Andrew nodded. “Yes. Lost weight, even fainted a couple of times on the job. You’d feel sorry for him if he weren’t such a nasty piece of work. Still, I didn’t bring you here to talk about Jeff Williams.”

Nor her. The man gave her the willies. He had nasty leering eyes and the way he’d paired up with Miss Waite’s creepy nephew didn’t add anything to Williams’s allure. “You’ve led an interesting life. Did you really want to be a chef?”

“Very much, upset my parents no end. They wanted me to be a barrister, but my marks in my Upper Certificate were pathetic. I’d never get into one of the Inns of Court. So they sent me to Oxford, to Dad’s old college: Exeter. I so distinguished myself at cricket and rugby, I failed to get my degree. That did upset them. Should have really. I’d wasted their money and three years of my life. They had this big family confab—my sisters came home for it—on ‘what do we do about Andrew?’ You wouldn’t believe some of the lunatic proposals. Well, I thought they were lunatic.” Again that lovely smile.

She was not getting seduced by a smile.

“Seems the only thing I’d done that met with unanimous approval was getting really good marks in French on my Higher. So they decided to make a linguist out of me. I insisted on the chef bit. I’d been over there five years. Worked in two hotels and a restaurant and clawed my way up from vegetable chopper and general dogsbody to trainee sous chef. The war really scuppered my plans, but I thank old Uncle Stephen for getting me this job. If not they’d probably have me parachuting into France because I can speak the lingo and between us, Gloria, I’m terrified of heights.”

“I’m glad you’re here and not behind lines.” Or worse, in a prison camp like Alice’s brother.

“I’m glad I’m here too, Gloria. Very, very glad.”

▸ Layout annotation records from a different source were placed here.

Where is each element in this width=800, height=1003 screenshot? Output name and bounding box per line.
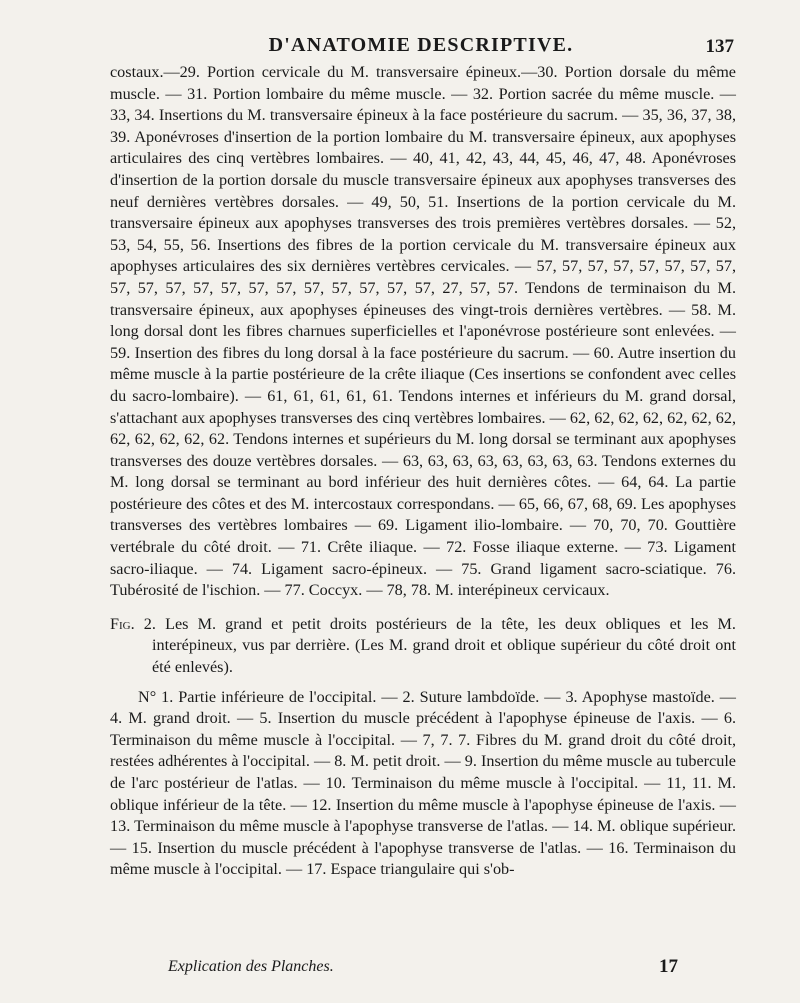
figure-label: Fig. 2.	[110, 614, 156, 633]
header-title: D'ANATOMIE DESCRIPTIVE.	[268, 34, 574, 56]
page-footer	[168, 956, 734, 980]
legend-paragraph-fig2: N° 1. Partie inférieure de l'occipital. — 2. Suture lambdoïde. — 3. Apophyse mastoïde. — 4. M. grand droit. — 5. Insertion du muscle précédent à l'apophyse épineuse de l'axis. — 6. Terminaison du même muscle à l'occipital. — 7, 7. 7. Fibres du M. grand droit du côté droit, restées adhérentes à l'occipital. — 8. M. petit droit. — 9. Insertion du même muscle au tubercule de l'arc postérieur de l'atlas. — 10. Terminaison du même muscle à l'occipital. — 11, 11. M. oblique inférieur de la tête. — 12. Insertion du même muscle à l'apophyse épineuse de l'axis. — 13. Terminaison du même muscle à l'apophyse transverse de l'atlas. — 14. M. oblique supérieur. — 15. Insertion du muscle précédent à l'apophyse transverse de l'atlas. — 16. Terminaison du même muscle à l'occipital. — 17. Espace triangulaire qui s'ob-	[110, 687, 736, 879]
body-text	[110, 62, 736, 881]
footer-title: Explication des Planches.	[168, 958, 334, 975]
running-header	[108, 34, 734, 60]
page-number: 137	[705, 36, 734, 57]
figure-caption-text: Les M. grand et petit droits postérieurs de la tête, les deux obliques et les M. interépineux, vus par derrière. (Les M. grand droit et oblique supérieur du côté droit ont été enlevés).	[152, 614, 736, 677]
figure-caption	[110, 614, 736, 679]
legend-paragraph-fig1: costaux.—29. Portion cervicale du M. transversaire épineux.—30. Portion dorsale du même muscle. — 31. Portion lombaire du même muscle. — 32. Portion sacrée du même muscle. — 33, 34. Insertions du M. transversaire épineux à la face postérieure du sacrum. — 35, 36, 37, 38, 39. Aponévroses d'insertion de la portion lombaire du M. transversaire épineux, aux apophyses articulaires des cinq vertèbres lombaires. — 40, 41, 42, 43, 44, 45, 46, 47, 48. Aponévroses d'insertion de la portion dorsale du muscle transversaire épineux aux apophyses transverses des neuf dernières vertèbres dorsales. — 49, 50, 51. Insertions de la portion cervicale du M. transversaire épineux aux apophyses transverses des trois premières vertèbres dorsales. — 52, 53, 54, 55, 56. Insertions des fibres de la portion cervicale du M. transversaire épineux aux apophyses articulaires des six dernières vertèbres cervicales. — 57, 57, 57, 57, 57, 57, 57, 57, 57, 57, 57, 57, 57, 57, 57, 57, 57, 57, 57, 57, 27, 57, 57. Tendons de terminaison du M. transversaire épineux, aux apophyses épineuses des vingt-trois dernières vertèbres. — 58. M. long dorsal dont les fibres charnues superficielles et l'aponévrose postérieure sont enlevées. — 59. Insertion des fibres du long dorsal à la face postérieure du sacrum. — 60. Autre insertion du même muscle à la partie postérieure de la crête iliaque (Ces insertions se confondent avec celles du sacro-lombaire). — 61, 61, 61, 61, 61. Tendons internes et inférieurs du M. grand dorsal, s'attachant aux apophyses transverses des cinq vertèbres lombaires. — 62, 62, 62, 62, 62, 62, 62, 62, 62, 62, 62, 62. Tendons internes et supérieurs du M. long dorsal se terminant aux apophyses transverses des douze vertèbres dorsales. — 63, 63, 63, 63, 63, 63, 63, 63. Tendons externes du M. long dorsal se terminant au bord inférieur des huit dernières côtes. — 64, 64. La partie postérieure des côtes et des M. intercostaux correspondans. — 65, 66, 67, 68, 69. Les apophyses transverses des vertèbres lombaires — 69. Ligament ilio-lombaire. — 70, 70, 70. Gouttière vertébrale du côté droit. — 71. Crête iliaque. — 72. Fosse iliaque externe. — 73. Ligament sacro-iliaque. — 74. Ligament sacro-épineux. — 75. Grand ligament sacro-sciatique. 76. Tubérosité de l'ischion. — 77. Coccyx. — 78, 78. M. interépineux cervicaux.	[110, 63, 736, 600]
signature-mark: 17	[659, 956, 678, 977]
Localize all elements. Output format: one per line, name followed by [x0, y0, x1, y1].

His gladness gave her a dry throat. Soup helped. So did a few gulps of wine.

“You’ve had my none too illustrious life history, how about yours?” She’d been dreading this. “You grew up in Reigate, your parents died and you became a nurse.” Not quite in that order. “What happened in between?”

She took another gulp of wine. Not that it would help—the reverse probably—but to buy her time to decide how abbreviated a version she could get away with.

As she set her glass back down, the air raid siren let out a long, piercing wail.

The stooped waiter paused to speak to a couple at another table, before making his way to Gloria and Andrew. “I’m sorry, sir and madam, but it appears we are under attack. We have made provision for our guests down in the cellar if you would please bring your gas masks and follow me.”

Gloria hadn’t waited for that obvious information. She was already standing on one foot and struggling with her coat. Andrew was around the table helping her and handing her her crutches. Her gas mask was at home. Too bad at this point.

The cellar entrance was through the kitchen. The young officers were already down there for the bar evacuated first.

Gloria gave one look at the steps, called out “Watch out, I’m throwing my crutches down,” sat on the top step and bumped down. So much for dignity and Alice’s borrowed silk stockings. She’d have to replace them somehow.

At the bottom, one of the young officers helped her to her feet and another handed her her crutches.

Andrew was right on her heels. She was glad he was there. Just being close to him make her feel safe. Or as safe as one could with the prospect of Heinkels and Messerschmidts overhead.

As the last people descended, Andrew bagged a corner with an old sofa. Not exactly luxury and comfort but it was better than her Anderson shelter in the garden. She didn’t have Andrew’s arm around her out there on her own either. War brought a few small pleasures.